The scheme is unique in many ways, particularly from a developing-country’s perspective since it creates a market for energy efficiency through tradable ESCerts
For the first time in its history, India may see some energy efficiency norms for its Railway sector and possibly aviation too.
The Bureau of Energy Efficiency (BEE) is mulling options to include both railways and aviation, along with a few other large energy-intensive industries, in its second cycle of “Perform, Achieve and Trade’ (PAT) scheme set to begin from 2015 onwards. A final decision on whether both aviation and railways would be a part of the scheme would be taken by the beginning of the next financial year.
PAT, launched under the National Mission for Enhanced Energy Efficiency which is one of the eight missions under the National Action Plan on Climate Change (NAPCC), has set separate energy efficiency targets for various industries. Those fail to meet this will have to face the penalty. The first cycle which started in 2012 will end in March 2015.
It includes energy intensive sectors which accounts to about 40% of the country’s primary energy consumption — like thermal power, aluminium, cement, fertilizer, iron and steel, pulp and paper, textiles and chlor-alkali. When asked about the second cycle, BEE Director General Ajay Mathur said, “We are looking to add sectors like airlines, railways, roads, bus companies, petrochemicals, refineries, sugar and electricity transmission companies for the second cycle beginning in 2015. Selection will depend on criteria like total energy use, and easiness to measurement.”
According to BEE, private airlines would also be a part of this, if aviation sector gets included. “As far as energy efficiency is concerned there are no rules in India for aviation is concerned. By the beginning of the next financial year, we will finalise on what are the sectors that we would have to expand,” Mathur added.
“The Ministry of Power should consider adding civil aviation to the list of 8 focus sectors under the PAT scheme. The Energy Savings Certificates (ESCerts) would help shore up the bottomline of the industry players which is currently under deep financial distress,” Amber Dubey, Partner and Head-Aerospace and Defense at global consultancy KPMG, said.
The scheme is unique in many ways, particularly from a developing-country’s perspective since it creates a market for energy efficiency through tradable ESCerts. These certificates can be issued by any of the 478 industries in the first cycle, who are able to exceed their respective notified target.

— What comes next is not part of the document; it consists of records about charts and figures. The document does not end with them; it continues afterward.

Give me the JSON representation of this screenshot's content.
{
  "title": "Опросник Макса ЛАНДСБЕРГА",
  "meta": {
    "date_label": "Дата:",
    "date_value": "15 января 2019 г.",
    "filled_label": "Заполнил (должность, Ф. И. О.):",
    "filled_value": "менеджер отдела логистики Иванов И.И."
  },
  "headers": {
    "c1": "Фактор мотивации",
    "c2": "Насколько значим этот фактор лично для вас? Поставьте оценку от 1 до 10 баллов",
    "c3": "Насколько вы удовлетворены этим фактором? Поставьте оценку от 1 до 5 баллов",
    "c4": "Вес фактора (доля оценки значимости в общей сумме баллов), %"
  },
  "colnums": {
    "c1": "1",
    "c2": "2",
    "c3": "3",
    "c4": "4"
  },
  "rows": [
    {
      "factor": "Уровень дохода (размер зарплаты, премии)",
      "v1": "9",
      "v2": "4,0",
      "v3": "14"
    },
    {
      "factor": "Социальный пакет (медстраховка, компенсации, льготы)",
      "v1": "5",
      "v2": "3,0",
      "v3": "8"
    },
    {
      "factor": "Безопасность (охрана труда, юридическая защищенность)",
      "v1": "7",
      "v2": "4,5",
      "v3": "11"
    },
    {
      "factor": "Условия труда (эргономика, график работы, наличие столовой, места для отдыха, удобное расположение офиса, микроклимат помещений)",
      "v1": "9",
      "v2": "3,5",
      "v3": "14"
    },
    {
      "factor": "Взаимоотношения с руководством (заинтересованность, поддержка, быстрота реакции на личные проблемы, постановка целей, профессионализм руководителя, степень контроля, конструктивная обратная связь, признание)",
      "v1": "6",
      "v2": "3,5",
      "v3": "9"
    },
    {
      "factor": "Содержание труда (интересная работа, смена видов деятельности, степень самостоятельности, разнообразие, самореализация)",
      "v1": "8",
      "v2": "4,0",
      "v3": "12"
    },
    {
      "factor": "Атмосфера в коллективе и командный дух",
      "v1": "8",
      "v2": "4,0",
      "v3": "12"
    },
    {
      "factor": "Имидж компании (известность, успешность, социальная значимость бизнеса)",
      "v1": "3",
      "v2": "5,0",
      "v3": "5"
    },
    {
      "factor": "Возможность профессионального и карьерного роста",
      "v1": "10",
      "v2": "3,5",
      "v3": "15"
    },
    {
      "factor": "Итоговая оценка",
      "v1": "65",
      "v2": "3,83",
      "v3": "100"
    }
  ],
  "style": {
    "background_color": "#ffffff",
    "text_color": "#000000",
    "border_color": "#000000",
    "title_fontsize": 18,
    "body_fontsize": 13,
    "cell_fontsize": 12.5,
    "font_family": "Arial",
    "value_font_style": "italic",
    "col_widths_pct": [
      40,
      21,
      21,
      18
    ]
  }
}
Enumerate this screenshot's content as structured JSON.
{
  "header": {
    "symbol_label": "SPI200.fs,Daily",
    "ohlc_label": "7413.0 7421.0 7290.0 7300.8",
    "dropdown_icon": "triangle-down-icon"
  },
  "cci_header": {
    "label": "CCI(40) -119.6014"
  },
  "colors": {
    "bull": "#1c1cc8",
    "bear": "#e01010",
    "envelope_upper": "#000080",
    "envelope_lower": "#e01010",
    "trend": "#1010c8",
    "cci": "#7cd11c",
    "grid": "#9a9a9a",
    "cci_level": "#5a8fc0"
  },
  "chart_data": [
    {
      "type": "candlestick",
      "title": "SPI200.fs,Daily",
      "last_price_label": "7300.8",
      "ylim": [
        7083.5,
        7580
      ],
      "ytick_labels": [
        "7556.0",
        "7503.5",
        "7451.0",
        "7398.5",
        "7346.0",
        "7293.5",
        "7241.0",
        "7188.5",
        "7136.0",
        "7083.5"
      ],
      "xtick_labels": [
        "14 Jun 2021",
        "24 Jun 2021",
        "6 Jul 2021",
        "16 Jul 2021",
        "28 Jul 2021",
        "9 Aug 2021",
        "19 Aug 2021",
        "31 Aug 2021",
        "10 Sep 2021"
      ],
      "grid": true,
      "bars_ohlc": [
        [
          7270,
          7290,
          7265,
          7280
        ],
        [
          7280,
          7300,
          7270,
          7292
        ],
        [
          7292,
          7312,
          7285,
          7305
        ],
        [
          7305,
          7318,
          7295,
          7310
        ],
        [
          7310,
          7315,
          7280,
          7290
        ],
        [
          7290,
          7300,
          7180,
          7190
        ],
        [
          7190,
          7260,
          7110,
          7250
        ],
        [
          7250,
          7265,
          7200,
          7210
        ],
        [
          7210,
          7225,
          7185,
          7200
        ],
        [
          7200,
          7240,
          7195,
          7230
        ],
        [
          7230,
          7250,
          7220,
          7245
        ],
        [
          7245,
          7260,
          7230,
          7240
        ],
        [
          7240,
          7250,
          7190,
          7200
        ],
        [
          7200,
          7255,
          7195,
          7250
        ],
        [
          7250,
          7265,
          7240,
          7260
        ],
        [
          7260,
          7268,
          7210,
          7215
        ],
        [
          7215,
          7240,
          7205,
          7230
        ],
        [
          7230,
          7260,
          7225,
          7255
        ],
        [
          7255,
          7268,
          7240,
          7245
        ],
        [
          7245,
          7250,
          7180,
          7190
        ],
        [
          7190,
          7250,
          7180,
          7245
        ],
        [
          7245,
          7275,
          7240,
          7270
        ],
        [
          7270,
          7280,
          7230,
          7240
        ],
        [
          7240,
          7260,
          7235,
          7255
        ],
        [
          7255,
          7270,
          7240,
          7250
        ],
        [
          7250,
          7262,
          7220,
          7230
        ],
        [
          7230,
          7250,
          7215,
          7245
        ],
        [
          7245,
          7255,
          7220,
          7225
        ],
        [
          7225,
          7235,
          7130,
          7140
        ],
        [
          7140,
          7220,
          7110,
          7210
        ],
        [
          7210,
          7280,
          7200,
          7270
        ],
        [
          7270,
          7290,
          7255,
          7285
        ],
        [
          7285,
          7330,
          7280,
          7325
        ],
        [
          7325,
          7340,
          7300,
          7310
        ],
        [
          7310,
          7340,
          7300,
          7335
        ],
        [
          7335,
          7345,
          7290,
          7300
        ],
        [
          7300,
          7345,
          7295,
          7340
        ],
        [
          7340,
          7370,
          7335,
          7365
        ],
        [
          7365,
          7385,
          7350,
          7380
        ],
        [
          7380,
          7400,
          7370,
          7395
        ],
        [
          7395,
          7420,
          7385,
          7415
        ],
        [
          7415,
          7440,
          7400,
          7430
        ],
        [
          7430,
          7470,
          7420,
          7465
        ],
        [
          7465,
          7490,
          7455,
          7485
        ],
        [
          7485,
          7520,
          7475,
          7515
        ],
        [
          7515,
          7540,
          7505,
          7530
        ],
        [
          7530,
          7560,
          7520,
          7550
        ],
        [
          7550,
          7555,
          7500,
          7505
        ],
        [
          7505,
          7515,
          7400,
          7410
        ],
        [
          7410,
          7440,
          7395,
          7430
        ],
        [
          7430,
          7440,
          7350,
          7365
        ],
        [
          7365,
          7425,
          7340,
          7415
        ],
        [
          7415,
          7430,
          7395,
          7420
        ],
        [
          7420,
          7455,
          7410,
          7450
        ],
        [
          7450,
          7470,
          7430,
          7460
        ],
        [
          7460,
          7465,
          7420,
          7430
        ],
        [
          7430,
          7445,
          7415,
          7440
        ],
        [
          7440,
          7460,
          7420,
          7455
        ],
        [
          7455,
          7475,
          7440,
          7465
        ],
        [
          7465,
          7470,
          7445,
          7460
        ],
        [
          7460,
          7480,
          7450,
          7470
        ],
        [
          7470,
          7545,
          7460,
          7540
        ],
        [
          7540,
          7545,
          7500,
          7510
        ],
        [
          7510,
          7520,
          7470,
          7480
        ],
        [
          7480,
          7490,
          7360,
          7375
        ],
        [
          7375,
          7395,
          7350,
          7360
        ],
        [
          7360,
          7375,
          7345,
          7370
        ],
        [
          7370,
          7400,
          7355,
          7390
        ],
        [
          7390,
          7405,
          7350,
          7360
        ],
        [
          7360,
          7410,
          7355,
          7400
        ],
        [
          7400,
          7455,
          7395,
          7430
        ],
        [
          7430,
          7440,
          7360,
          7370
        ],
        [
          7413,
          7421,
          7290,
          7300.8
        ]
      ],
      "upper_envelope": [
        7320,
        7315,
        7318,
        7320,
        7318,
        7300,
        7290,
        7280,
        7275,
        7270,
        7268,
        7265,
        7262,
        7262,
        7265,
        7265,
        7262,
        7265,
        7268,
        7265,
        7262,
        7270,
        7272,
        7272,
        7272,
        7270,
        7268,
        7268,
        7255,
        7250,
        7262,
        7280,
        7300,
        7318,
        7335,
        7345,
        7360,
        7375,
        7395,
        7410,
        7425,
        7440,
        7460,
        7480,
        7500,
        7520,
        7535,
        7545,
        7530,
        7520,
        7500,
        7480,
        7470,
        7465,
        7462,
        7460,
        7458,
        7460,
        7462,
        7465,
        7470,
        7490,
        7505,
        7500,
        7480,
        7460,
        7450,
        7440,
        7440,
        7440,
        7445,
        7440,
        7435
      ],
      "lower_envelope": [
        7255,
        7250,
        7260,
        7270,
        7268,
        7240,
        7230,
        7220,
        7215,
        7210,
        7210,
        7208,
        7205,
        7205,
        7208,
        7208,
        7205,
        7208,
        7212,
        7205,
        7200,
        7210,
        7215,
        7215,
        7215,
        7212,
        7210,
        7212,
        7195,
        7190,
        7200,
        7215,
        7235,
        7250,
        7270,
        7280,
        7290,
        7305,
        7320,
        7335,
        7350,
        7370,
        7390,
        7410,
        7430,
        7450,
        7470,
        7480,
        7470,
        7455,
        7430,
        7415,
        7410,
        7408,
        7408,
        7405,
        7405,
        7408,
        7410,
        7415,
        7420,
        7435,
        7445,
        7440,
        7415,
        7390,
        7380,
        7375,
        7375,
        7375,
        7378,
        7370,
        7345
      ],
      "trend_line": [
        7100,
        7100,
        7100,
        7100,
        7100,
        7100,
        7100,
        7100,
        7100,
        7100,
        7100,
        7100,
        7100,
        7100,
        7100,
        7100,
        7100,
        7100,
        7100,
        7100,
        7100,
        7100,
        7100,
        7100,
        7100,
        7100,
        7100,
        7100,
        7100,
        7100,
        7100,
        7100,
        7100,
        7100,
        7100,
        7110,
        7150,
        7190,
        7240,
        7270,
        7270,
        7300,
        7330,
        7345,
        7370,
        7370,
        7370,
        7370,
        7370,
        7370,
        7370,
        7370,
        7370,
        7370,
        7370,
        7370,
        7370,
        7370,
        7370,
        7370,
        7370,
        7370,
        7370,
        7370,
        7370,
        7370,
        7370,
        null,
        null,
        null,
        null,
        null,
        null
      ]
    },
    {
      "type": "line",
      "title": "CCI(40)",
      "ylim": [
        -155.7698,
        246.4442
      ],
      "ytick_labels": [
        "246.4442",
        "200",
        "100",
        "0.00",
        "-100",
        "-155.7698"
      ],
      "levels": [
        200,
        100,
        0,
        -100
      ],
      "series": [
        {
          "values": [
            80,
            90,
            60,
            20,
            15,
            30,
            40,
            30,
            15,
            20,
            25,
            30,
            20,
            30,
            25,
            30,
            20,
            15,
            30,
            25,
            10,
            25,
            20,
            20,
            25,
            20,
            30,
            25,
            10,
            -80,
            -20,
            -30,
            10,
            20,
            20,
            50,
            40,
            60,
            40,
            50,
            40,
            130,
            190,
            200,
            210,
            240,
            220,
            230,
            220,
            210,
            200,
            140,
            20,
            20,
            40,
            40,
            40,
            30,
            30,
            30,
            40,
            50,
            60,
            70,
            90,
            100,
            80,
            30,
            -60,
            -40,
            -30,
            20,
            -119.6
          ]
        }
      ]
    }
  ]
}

These industries can trade the ESCerts at Indian Energy Exchange and Power Exchange India at market price.
The norms would be vital for aviation sector because based on fuel data consumption collected directly from the seven Indian scheduled passenger airlines and one cargo airline, the carbon footprint of Indian scheduled airlines to/from domestic destinations was 6,755,000 tonnes of CO2. In the first cycle, the designated consumers account of 478 units to about 165 million tonnes oil equivalent of energy consumption annually.
“This would make most of these sectors energy efficient because the current norms have penalties attached to it. It is calculated on the basis on the achieved target and cost of energy. We will be finalizing the penalties for current units six months after the term ends on March 2015,” Mathur added.